Felç kalan Özlem Selek Koç’un eşi ve avukatı Oğuzhan Koç ise, “Eğer bize acil ameliyat önerilmiş olsaydı, o hastaneden çıkmazdık. Bunu savunmak için belgeyi sonradan değiştirdiler” dedi.

Dava süreci devam ediyor

İzmir’de iki farklı Asliye Ceza Mahkemesi’nde “taksirle yaralama” ve “resmî belgede sahtecilik” suçlamalarıyla açılan davalar sürüyor.

Davayı inceleyen bilirkişinin raporu sonucunda ise, pek çok ihmal ve yetersizlik ortaya çıktı. Raporda, Özlem Selek Koç’a uygulanan endoskopik (kapalı) bel ameliyatının planlama, teknik seçim ve süreci yönetme açısından ciddi hatalar içerdiği belirtildi.

Bilirkişi raporuna en dikkat çeken bulgular ise şu şekilde:

  1. Endoskopik cerrahi deneyim gerektirir: Cerrahın hem kapalı hem de açık tekniklerde yetkin olması gerekirken, sadece endoskopik yöntem uygulamasının "tıbben makul bulunmadığı" vurgulandı.
  2. Uzun süren ameliyat ve deneyim sorgusu: Ortalama 45 dakikalık endoskopik ameliyatın 6 saate uzaması, cerrahın yeterliliğini sorgulatır bulundu.
  3. BT raporları kritik bulgular içeriyor: Ameliyat sonrası çekilen tomografide, felce yol açabilecek ciddi sinir baskılarının mevcut olduğu tespit edildi.
  4. 48 saatlik hayati süre göz ardı edildi: Gelişen ‘Kauda Equina Sendromu’ bulgularına rağmen, 48 saat içinde gerekli revizyon cerrahisinin yapılmadığı ve bu durumun kalıcı felçle sonuçlandığı belirtildi.
  5. Açık cerrahiye geçilmemesi eleştirildi: Cerrahın sadece endoskopik müdahale yapıyor olması, acil müdahale gereken vakalarda “kabul edilemez” bulundu.

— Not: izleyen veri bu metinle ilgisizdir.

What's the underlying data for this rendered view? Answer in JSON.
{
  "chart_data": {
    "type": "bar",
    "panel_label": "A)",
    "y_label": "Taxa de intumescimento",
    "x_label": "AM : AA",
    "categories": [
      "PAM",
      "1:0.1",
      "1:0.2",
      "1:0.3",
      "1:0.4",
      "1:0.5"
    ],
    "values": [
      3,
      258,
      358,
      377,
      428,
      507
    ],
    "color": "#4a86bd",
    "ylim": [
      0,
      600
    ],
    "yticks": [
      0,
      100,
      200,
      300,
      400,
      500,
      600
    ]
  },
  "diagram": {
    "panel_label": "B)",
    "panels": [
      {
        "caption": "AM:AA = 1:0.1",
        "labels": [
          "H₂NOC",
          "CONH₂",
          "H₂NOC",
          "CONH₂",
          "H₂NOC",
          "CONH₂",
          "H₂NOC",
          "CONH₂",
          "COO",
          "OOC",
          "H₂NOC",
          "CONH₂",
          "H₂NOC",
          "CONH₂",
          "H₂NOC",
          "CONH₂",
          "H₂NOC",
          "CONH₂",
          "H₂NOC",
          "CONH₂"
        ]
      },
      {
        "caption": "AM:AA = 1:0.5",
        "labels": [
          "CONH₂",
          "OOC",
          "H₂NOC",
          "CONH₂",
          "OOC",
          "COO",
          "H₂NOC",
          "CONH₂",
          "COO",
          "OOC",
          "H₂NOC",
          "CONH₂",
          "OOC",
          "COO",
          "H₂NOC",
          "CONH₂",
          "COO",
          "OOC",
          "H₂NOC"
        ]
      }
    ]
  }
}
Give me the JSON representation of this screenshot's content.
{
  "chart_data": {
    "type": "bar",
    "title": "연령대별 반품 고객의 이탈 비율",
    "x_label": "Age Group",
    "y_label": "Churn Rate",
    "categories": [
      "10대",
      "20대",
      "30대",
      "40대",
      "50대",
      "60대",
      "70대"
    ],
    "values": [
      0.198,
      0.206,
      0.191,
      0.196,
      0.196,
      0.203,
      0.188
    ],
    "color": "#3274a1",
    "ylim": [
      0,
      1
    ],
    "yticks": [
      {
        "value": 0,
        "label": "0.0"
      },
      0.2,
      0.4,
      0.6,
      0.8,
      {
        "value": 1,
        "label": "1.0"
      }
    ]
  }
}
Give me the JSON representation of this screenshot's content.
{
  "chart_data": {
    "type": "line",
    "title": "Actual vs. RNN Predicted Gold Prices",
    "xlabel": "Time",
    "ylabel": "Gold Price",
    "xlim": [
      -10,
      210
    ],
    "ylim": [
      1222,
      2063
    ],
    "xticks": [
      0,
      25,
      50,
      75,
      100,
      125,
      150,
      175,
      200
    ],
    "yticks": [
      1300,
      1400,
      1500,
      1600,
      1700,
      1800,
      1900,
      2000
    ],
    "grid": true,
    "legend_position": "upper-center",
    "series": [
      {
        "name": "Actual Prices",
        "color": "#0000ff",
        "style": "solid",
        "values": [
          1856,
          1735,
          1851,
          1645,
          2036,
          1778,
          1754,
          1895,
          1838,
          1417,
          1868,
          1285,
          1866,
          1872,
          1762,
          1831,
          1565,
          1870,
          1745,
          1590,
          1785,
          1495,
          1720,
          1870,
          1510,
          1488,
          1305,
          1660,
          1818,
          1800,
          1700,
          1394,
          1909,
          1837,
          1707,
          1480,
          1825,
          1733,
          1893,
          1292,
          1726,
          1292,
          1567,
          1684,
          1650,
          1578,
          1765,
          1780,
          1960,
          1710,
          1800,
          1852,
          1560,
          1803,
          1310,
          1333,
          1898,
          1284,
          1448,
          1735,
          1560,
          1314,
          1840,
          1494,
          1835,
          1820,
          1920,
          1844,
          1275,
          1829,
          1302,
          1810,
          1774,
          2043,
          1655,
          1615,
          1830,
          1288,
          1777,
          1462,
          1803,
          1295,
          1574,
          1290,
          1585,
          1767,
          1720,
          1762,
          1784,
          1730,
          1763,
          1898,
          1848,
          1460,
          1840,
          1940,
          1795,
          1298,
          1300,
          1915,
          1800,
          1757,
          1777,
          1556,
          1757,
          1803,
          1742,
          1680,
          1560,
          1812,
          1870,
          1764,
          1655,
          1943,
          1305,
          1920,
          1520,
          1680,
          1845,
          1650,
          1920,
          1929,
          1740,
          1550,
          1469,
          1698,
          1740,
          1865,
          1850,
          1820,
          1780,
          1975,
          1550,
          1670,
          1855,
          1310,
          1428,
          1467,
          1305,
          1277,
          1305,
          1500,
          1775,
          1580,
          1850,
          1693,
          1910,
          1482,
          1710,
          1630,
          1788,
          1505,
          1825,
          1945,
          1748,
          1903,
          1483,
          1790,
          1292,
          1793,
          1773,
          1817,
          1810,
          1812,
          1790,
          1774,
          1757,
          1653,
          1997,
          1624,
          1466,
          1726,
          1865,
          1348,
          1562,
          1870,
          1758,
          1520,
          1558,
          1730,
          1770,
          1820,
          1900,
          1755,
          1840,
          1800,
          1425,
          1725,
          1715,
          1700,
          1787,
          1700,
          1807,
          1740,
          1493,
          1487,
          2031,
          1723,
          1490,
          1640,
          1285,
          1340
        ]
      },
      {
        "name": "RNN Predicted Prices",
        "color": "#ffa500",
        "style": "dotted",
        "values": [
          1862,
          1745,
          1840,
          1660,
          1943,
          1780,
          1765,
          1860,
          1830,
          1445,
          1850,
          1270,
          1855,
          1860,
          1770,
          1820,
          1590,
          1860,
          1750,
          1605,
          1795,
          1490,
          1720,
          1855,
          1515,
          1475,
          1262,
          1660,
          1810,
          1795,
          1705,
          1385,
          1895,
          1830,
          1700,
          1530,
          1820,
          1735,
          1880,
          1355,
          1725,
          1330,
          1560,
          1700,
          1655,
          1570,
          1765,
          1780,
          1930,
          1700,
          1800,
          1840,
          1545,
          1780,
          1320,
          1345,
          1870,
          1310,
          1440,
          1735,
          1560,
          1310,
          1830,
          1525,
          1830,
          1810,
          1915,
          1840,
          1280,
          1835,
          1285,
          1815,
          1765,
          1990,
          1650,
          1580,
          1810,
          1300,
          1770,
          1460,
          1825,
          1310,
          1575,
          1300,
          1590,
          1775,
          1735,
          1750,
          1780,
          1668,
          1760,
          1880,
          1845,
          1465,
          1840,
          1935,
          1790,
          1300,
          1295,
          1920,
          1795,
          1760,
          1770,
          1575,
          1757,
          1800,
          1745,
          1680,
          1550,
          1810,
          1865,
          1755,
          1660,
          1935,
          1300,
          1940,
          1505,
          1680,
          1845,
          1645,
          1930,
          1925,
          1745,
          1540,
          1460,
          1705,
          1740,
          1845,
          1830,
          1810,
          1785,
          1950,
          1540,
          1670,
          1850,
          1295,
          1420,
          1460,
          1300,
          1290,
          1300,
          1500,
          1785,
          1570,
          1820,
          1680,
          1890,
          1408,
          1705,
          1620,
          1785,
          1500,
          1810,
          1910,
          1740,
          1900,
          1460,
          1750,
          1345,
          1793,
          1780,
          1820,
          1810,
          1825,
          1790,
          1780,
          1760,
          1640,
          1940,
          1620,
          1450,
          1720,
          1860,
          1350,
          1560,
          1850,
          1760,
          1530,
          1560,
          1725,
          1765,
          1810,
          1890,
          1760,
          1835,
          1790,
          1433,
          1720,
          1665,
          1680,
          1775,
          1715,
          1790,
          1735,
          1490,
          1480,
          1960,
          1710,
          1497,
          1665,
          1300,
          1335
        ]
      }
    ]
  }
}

Sonuç: Cerrahın yeterliliği, güncel tıbbi standartlara uygun değildir

Bilirkişinin raporunun sonucunda ise çok çarpıcı tespitlere yer verildi.

Adli tıp uzmanının raporu doğrultusunda sonuç olarak, “Yukarıda 7 madde de özetlemeye çalıştığımız şekilde hastaya aynı gün iki farklı seansta endoskopik spinal cerrahi uygulayan beyin cerrahisi uzmanının hastaya gerekli özen ve dikkati göstermediğinin değerlendirildiği, cerrahın endoskopik spinal cerrahi konusunda yeterliliğinin sorgulanır olduğu, ilk endoskopik spinal cerrahi girişimden sonra ‘Parapleji’ ve ‘Kauda Equina Sendromu’ bulguları gelişen hastaya en geç 48 saat içinde revizyon cerrahisi yapılması gerektiği, cerrahın sadece endoskopik girişim yaptığını ifade etmiş olmasının tıbben makul bulunmadığı çünkü acil müdahale gereken durumlarda acil şartlarda açık cerrahiye geçilmesinin bir zaruriyet olduğu hususları ve tüm dosya kapsamı birlikte değerlendirildiğinde beyin cerrahisi uzmanı doktor M.S.’nin endoskopik cerrahi konusunda yeterliliği sorgulanır; uygulamaları güncel tıbbi standartlara uygun değildir” denildi.